En 1847, et plus tard en 1848, lors de la discussion du budget des finances, des observations surgirent et la proposition de supprimer l'inspection des plantations fut même formellement faite ; le gouvernement, se ralliant à cette observation, supprima l'inspection par arrêté royal du 22 janvier 1848. Les choses en restèrent là jusqu'en l'année 1855 ; en 1855, lors de la discussion du budget des travaux publics pour cet exercice, de nouvelles observations furent présentées par la section centrale ; la section centrale demanda des renseignements au gouvernement ; voici la réponse que fit M. le ministre des travaux publics.

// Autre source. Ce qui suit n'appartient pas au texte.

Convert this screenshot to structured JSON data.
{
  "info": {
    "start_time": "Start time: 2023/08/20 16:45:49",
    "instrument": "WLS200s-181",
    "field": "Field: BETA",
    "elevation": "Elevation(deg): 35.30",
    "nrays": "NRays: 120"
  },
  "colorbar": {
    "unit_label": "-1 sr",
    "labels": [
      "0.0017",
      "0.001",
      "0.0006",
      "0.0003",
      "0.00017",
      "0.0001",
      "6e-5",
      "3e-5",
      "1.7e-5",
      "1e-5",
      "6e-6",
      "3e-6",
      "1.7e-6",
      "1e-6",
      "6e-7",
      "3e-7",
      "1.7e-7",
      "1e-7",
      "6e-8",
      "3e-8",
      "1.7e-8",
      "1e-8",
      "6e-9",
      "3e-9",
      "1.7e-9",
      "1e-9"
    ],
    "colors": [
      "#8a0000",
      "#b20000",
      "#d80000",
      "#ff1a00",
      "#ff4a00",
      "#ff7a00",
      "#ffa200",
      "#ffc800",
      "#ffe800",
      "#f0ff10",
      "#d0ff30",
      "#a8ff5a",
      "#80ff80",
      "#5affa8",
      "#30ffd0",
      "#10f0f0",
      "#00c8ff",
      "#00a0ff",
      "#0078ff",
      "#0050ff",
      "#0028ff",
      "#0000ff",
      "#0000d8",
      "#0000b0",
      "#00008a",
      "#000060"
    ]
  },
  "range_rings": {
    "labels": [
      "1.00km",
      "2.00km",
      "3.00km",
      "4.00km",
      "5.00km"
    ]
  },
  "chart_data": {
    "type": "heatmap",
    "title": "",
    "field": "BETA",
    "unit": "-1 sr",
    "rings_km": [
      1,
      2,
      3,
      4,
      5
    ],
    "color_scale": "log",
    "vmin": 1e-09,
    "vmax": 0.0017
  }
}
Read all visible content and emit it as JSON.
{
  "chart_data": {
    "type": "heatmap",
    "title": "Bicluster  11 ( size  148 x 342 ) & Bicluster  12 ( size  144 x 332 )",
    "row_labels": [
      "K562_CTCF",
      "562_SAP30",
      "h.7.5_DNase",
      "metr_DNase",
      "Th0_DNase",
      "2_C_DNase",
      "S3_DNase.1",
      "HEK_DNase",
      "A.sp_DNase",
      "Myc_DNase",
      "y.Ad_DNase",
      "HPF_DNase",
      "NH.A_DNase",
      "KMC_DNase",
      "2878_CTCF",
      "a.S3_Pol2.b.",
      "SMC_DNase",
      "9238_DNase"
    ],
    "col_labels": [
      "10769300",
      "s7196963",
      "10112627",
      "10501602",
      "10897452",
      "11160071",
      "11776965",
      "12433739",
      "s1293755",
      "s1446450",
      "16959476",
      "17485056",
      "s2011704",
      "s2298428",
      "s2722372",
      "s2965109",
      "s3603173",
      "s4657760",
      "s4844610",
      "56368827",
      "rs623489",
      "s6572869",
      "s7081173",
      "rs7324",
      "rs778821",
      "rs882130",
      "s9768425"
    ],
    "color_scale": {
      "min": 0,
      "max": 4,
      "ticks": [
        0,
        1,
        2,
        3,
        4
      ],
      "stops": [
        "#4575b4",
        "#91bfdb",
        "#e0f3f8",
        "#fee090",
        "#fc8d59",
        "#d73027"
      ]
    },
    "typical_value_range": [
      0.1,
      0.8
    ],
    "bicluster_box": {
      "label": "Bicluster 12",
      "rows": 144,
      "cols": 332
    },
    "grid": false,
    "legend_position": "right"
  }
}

Le ministre répondait :

1° Que depuis la suppression des trois inspecteurs des plantations qui recevaient chacun un traitement de 5,000 francs, il n'existait plus au département des travaux publics de fonctionnaire ayant cette mission :

2° Qu'on se bornait à faire inspecter de temps à autre là où cela était jugé nécessaire les plantations par des personnes étrangères à l'administration.

Or, il résulte de cette réponse qu'il n'y avait plus d'inspecteurs proprement dits, mais qu'il y avait des agents qui inspectaient, c'est-à-dire des inspecteurs déguisés qui recevaient des appointements sous forme de frais de route.

Après l'insistance que la Chambre a mise à ne conserver d'autre inspection que celle des agents de l'administration des ponts et chaussées, je crois qu'il y a lieu de supprimer ces mots : « frais de surveillance ».

On peut très bien, puisque la Chambre le veut, faire l'essai de cette inspection des agents du corps des ponis et chaussées. Je suis loin de prétendre que cette inspection sera suffisamment efficace, mais en tout cas, s'il était reconnu qu'elle était insuffisante, ce serait à un système d'inspection bien autrement organisé que celui qui existe aujourd'hui que l'on devrait avoir recours.

Puisque j'ai la parole, je ferai une observation sur les plantations. On ne tient nul compte de l'appropriation des essences aux terrains. Je connais notamment une route où dans un sol riche, profond, à bases argileuses, l'on a planté alternativement des chênes, des ormes, des mélèzes, des acacias ; je demande si les plus simples notions en arboriculture ne doivent pas faire condamner un pareil système de plantation !

Je demanderai donc à M. le ministre de bien vouloir porter son attention sur cet important objet.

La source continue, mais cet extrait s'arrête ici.